Viaggio in Sicilia per il premier Matteo Renzi che in poche ore passa da Palermo, Trapani, Taormina e Messina. Parla di università, intervenendo all'inaugurazione dell'anno accademico a Palermo e dice che un Paese che taglia su questo non ha futuro. Fuori dal teatro, intanto, gli studenti lo contestano ed esplode la tensione, con cariche della polizia. Mentre a Taormina presenta il logo del G7 che si terrà qui a maggio. E chiarisce: "Non raccontate 'che bello arriva il G7', ci saranno disagi e zone rosse".

"L'Università è stato il luogo nel quale si è tagliato nel modo più dissennato", sottolinea il presidente del Consiglio parlando al teatro Massimo. "L'Europa dell'austerità - prosegue - ha fatto molti danni, ma occorrono strategie di lungo periodo.
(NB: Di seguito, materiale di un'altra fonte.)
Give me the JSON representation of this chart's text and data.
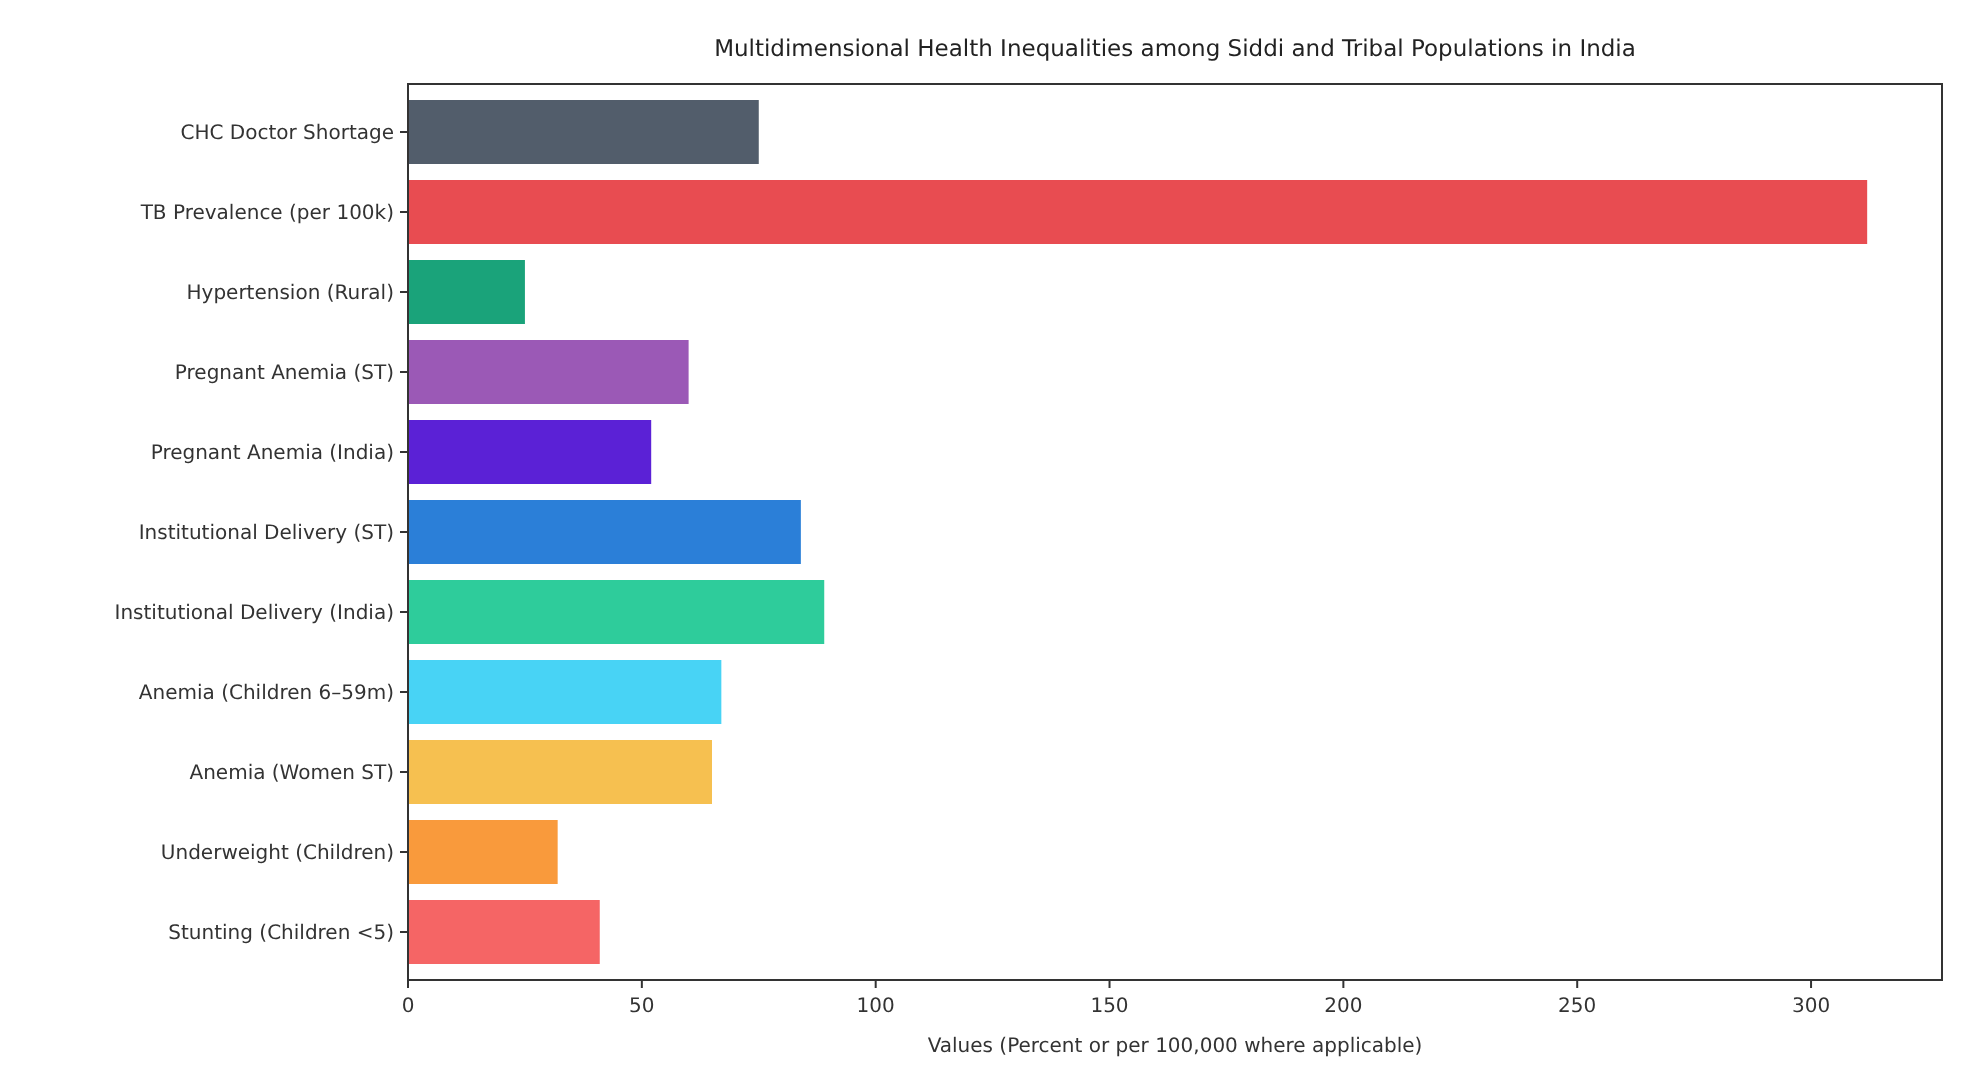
{
  "chart_data": {
    "type": "bar",
    "orientation": "horizontal",
    "title": "Multidimensional Health Inequalities among Siddi and Tribal Populations in India",
    "xlabel": "Values (Percent or per 100,000 where applicable)",
    "categories": [
      "CHC Doctor Shortage",
      "TB Prevalence (per 100k)",
      "Hypertension (Rural)",
      "Pregnant Anemia (ST)",
      "Pregnant Anemia (India)",
      "Institutional Delivery (ST)",
      "Institutional Delivery (India)",
      "Anemia (Children 6–59m)",
      "Anemia (Women ST)",
      "Underweight (Children)",
      "Stunting (Children <5)"
    ],
    "values": [
      75,
      312,
      25,
      60,
      52,
      84,
      89,
      67,
      65,
      32,
      41
    ],
    "colors": [
      "#525d6b",
      "#e84c51",
      "#1aa37a",
      "#9b59b6",
      "#5b21d6",
      "#2b7fd8",
      "#2ecc9b",
      "#48d3f5",
      "#f6c050",
      "#f99a3c",
      "#f56565"
    ],
    "xlim": [
      0,
      328
    ],
    "xticks": [
      0,
      50,
      100,
      150,
      200,
      250,
      300
    ],
    "grid": false
  }
}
Come governo stiamo investendo più soldi di tutti gli altri governi precedenti, ma è evidente che non sono sufficienti. Abbiamo messo 2 miliardi di euro in più sulla Sanità, ma non sono mai sufficienti". "Per noi la sfida europea - aggiunge - è arrivare a un'Europa che sia consapevole che di fronte a grandi drammi geopolitici non bastano comunicati stampa, ma occorrono strategie di lungo periodo".

Intanto fuori esplode la contestazione. Racconta Ignazio Buttitta, un docente: "Questa mattina ho ritenuto opportuno, anziché recarmi alla cerimonia di inaugurazione dell'anno accademico alla quale era presente anche il presidente del Consiglio, partecipare alla manifestazione insieme ai ragazzi del collettivo universitario studentesco. Ci siamo avviati in via Macheda, lungo il percorso autorizzato. Giunti in prossimità di piazza Massimo, siamo stati fermati dalla polizia in tenuta antisommossa. Il corteo si è avvicinato. Portava solo uno striscione, perché nessun ragazzo portava corpi contundenti o caschi, ma siamo stati aggrediti a manganellate. Abbiamo cercato di superare questo sbarramento e hanno reagito a manganellate. Ci è stato impedito di esprimere dissenso di fronte al presidente del Consiglio, al rettore e ai vertici dell'ateneo".